At the hotel you make for your bed at the earliest opportunity. As you lie down, music from god knows where rushes in to welcome you. You close the open window and put on the AC. (The need for survival trumps environmental ethics.) You wake up after too few hours of sleep with a sore throat, the dozen things that must be done tick-tocking in your tired brain. After all you are in this exotic, foreign land for work, where things that were easy to accomplish in the familiarity of the office environment loom Herculean.

All this is not so hard. These circumstances are “normal” and can be dealt with. The difficult thing is the pressure the traveller feels to maintain and ideally embroider that well-entrenched, collective fantasy of travel and work travel (same thing is it not?!)
Travel as adventure, revelation, pleasure, fun, escape. It is something truly extraordinary and quite distinct from doing laundry in the sink.

Wave upon wave of travel writer, informal or official, has stoked that fire. (There have been a few dissenters.)

So what should I tell you now?

Should I talk about divine coconut water and delicious coconut flesh? Of coconut ice-cream and coconut desserts? The charm of the caipirinha – Brazil’s signature cocktail abroad which tastes pretty darn good at home as well? The creativity of Brazilian design? The colour of its weekend craft fairs where you can buy an amazing array of high-quality goods? The vigour of Brazilian democracy? Describe the amazing helpfulness of the people? The soulfulness of its street carnivals and the totally over the top quality of its garish official parades?

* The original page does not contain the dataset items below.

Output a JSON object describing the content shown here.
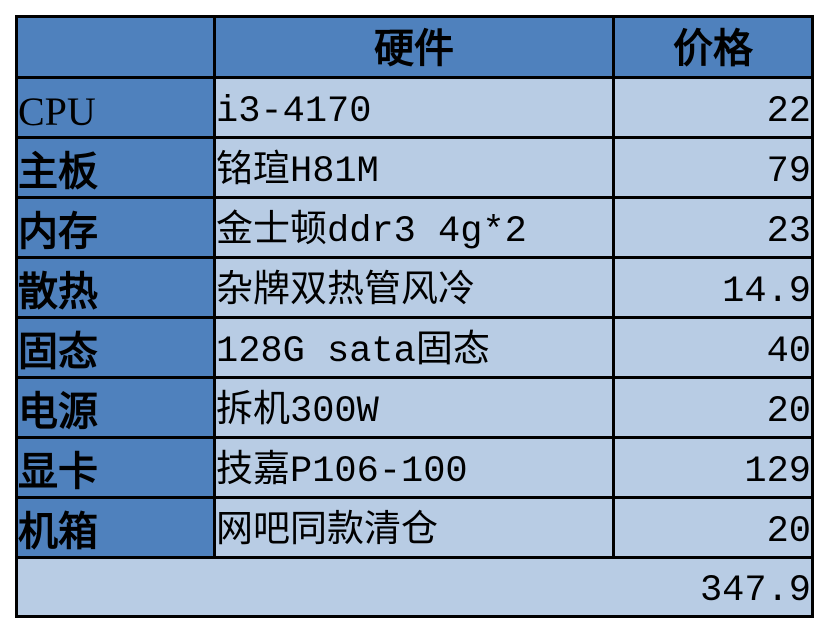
{
  "colors": {
    "header_bg": "#4f81bd",
    "category_bg": "#4f81bd",
    "data_bg": "#b8cce4",
    "border": "#000000",
    "text": "#000000"
  },
  "table": {
    "headers": [
      "",
      "硬件",
      "价格"
    ],
    "rows": [
      {
        "category": "CPU",
        "item": "i3-4170",
        "price": "22"
      },
      {
        "category": "主板",
        "item": "铭瑄H81M",
        "price": "79"
      },
      {
        "category": "内存",
        "item": "金士顿ddr3 4g*2",
        "price": "23"
      },
      {
        "category": "散热",
        "item": "杂牌双热管风冷",
        "price": "14.9"
      },
      {
        "category": "固态",
        "item": "128G sata固态",
        "price": "40"
      },
      {
        "category": "电源",
        "item": "拆机300W",
        "price": "20"
      },
      {
        "category": "显卡",
        "item": "技嘉P106-100",
        "price": "129"
      },
      {
        "category": "机箱",
        "item": "网吧同款清仓",
        "price": "20"
      }
    ],
    "total": "347.9"
  }
}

Tell you that there are amazingly tall, beautiful, healthy trees amidst the endless skyscrapers? Remind you of the heady aroma of earth blasted by rain?

That the people I meet are mostly light skinned?

That I skipped my survival Portuguese classes but am getting around OK by acting, drawing, pointing, making up words, seeking out English speakers?

That Brazil is a country where I felt at home soon after arrival and that feeling has stayed with me?

That I may be making it all up and if I didn’t, you would make it up for me?